I recently did a series called Be Nice, relating the current state of the world to the Allegory of The Cave in the Republic: the play of light and shadow creating illusions in mind, which emerges from the cave into the fire, allowing for truth. The work mimics the journey of existence embedded in primordial essence.
After college, traveling through Greece and Europe, I became interested in the visual interpretation of divinity throughout the ages. I returned to NYC and apprenticed to a Serbian monk in a Church in Astoria Queens, learning the ancient techniques of egg tempera and fresco painting in Byzantine iconography, inspiring me technically to this day, as a modernizing tradition to fit my language.

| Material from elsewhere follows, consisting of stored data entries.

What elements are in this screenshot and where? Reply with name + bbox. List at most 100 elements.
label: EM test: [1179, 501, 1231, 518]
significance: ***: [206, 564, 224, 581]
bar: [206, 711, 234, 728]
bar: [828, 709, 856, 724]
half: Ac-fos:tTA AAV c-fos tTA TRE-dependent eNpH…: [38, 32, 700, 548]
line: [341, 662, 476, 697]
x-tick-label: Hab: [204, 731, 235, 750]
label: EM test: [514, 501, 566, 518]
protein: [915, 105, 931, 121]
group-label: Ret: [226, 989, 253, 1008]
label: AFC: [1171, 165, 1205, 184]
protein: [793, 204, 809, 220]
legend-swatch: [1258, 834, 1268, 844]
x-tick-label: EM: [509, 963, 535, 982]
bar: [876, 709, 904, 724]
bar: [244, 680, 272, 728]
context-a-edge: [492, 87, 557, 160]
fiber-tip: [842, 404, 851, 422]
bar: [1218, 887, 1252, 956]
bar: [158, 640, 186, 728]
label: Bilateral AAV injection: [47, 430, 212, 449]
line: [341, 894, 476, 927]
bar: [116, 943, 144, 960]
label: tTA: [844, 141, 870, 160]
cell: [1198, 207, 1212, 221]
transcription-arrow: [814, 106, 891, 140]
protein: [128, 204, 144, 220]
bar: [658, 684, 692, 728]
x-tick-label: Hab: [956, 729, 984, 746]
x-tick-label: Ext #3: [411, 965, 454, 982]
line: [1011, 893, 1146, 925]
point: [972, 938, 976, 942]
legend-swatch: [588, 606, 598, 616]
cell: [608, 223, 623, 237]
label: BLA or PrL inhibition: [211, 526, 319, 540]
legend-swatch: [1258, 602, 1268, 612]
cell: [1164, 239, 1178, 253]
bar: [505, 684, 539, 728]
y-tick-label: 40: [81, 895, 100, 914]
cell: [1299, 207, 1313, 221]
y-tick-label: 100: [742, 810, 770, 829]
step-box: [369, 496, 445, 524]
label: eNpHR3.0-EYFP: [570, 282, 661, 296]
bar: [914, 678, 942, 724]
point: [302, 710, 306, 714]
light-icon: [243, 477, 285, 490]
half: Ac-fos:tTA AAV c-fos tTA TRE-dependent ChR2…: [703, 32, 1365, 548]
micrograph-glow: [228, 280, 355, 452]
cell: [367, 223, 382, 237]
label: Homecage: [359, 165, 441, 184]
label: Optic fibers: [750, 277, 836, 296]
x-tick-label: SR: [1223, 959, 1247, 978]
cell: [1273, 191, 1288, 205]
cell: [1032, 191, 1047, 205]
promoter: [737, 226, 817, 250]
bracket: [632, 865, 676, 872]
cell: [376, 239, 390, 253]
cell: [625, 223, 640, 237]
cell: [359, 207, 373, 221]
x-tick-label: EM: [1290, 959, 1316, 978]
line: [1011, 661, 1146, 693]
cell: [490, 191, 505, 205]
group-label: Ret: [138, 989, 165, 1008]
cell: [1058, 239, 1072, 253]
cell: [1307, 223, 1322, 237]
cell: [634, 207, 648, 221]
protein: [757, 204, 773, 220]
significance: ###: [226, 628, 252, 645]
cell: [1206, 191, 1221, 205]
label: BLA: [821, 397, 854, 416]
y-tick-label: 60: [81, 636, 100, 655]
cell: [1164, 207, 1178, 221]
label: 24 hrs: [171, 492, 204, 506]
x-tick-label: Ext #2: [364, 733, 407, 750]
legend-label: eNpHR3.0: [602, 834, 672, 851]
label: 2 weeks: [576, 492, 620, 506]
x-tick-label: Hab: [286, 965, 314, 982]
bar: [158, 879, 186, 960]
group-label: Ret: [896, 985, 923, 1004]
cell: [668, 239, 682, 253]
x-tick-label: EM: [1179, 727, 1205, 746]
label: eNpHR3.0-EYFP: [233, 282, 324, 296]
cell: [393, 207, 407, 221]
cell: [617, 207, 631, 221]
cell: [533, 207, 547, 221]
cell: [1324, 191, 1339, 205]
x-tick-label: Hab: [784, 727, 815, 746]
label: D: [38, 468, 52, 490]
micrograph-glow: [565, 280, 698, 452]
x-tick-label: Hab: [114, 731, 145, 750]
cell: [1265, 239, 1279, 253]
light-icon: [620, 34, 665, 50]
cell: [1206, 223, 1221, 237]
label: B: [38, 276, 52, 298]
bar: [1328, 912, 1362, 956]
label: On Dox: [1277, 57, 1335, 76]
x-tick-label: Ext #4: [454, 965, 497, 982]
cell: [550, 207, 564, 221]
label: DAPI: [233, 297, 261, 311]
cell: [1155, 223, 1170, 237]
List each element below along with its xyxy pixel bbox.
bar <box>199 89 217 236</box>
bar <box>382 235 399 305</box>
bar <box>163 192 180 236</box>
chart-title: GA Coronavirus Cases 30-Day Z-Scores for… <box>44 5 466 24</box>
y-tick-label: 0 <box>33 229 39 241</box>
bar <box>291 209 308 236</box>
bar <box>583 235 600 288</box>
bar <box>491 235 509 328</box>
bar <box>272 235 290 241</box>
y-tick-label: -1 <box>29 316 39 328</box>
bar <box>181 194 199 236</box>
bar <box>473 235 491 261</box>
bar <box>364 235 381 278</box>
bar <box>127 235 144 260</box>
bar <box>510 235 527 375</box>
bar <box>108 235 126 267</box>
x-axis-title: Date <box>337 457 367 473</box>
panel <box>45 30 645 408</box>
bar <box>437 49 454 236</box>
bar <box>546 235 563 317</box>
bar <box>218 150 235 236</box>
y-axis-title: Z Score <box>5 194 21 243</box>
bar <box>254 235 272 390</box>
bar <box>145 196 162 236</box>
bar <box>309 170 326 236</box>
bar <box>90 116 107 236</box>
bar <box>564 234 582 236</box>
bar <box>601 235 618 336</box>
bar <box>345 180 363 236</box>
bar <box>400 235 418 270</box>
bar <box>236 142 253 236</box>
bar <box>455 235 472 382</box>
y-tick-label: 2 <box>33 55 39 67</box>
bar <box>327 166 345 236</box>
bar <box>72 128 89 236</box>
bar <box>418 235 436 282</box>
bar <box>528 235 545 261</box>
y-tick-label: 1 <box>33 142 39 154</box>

TNH: Is there a person in your life who is your driving force?
AZ: My son Francis is my biggest inspiration and my driving force.

TNH: Tell us about your gallery.
AZ: Interested in participating in defining New York City’s art world, Agni Gallery in the East Village hosted the avant-garde for local and international artists. It allowed for my performance art to develop and my curatorial experience. In the past decade, I moved my art space into the gallery district of Chelsea. My work is exhibited in solo shows in New York and is included in group exhibitions in Milan, Mykonos, Delhi, and Buenos Aires.

TNH: In what other activities are you involved?
AZ: As my son entered school, I included his classes in my art spaces, [helping them experience] making art, since the schools were limited in developing these skills.
Deep into my yogic discipline since the early ’90s, I became a certified yoga and meditation teacher. In 2013 I started a curriculum MAY KIDS TRANSFORM with mindfulness arts yoga and appropriate tools in emotional intelligence, self-awareness, and creative process for youth, in collaboration with Francis, as it became apparent to us that there was a need for wellness training with the suicide epidemic plaguing the youth. We are going global, training educators and youth with wellness and stress management.
In the past year, I completed a body of photographs celebrating sensuality. The sexuality of womanhood called the “Shape Of Her” will open in an exhibition in the coming fall in New York. I have immersed myself in learning about neuroscience and epigenetics and working on a body of paintings called The Grid, exploring the nature of neuroplasticity.

TNH: Tell us about your travels.
AZ: In my mid 20’s I embarked on a journey “Walking the Earth” through Europe, Israel, Sinai, Egypt, India, Nepal, living with people of the land, witnessing and participating in their rituals, culture, and arts. After three years, I returned to New York with in-depth knowledge of different people, tribes, religions, history, and their interconnectivity with each other and most importantly, peoples’ commonalties, regardless of belief systems. In my first visit to India, I entered a different world that altered my sense of reality as a young New Yorker. I discovered life, death, and love among appropriate tools for yoga and meditation, a road map for the labyrinthian exploration of the psyche.

TNH: How do you relax?
AZ: Living in the middle of the city, I find solace in spending time off the grid. I’m in awe of the beauty of our world. I have seen tigers and leopards in the wild next to me vibrating with pure life force and swam next to whale sharks. I love the Himalayas as much as I love Delphi and our deep and abundant and precious treasures of history and culture in Greece.

TNH: What do you believe our purpose in life is?
AZ: I believe our purpose is to be of value to others, to care for each other, to nurture and love one another. Forgiveness and gratitude are fundamental to happiness. Connection to self, each other, and our earth allows for a deeper meaning and a better quality of life.
Our work reflects our time on earth, so it’s best to be governed by what we love.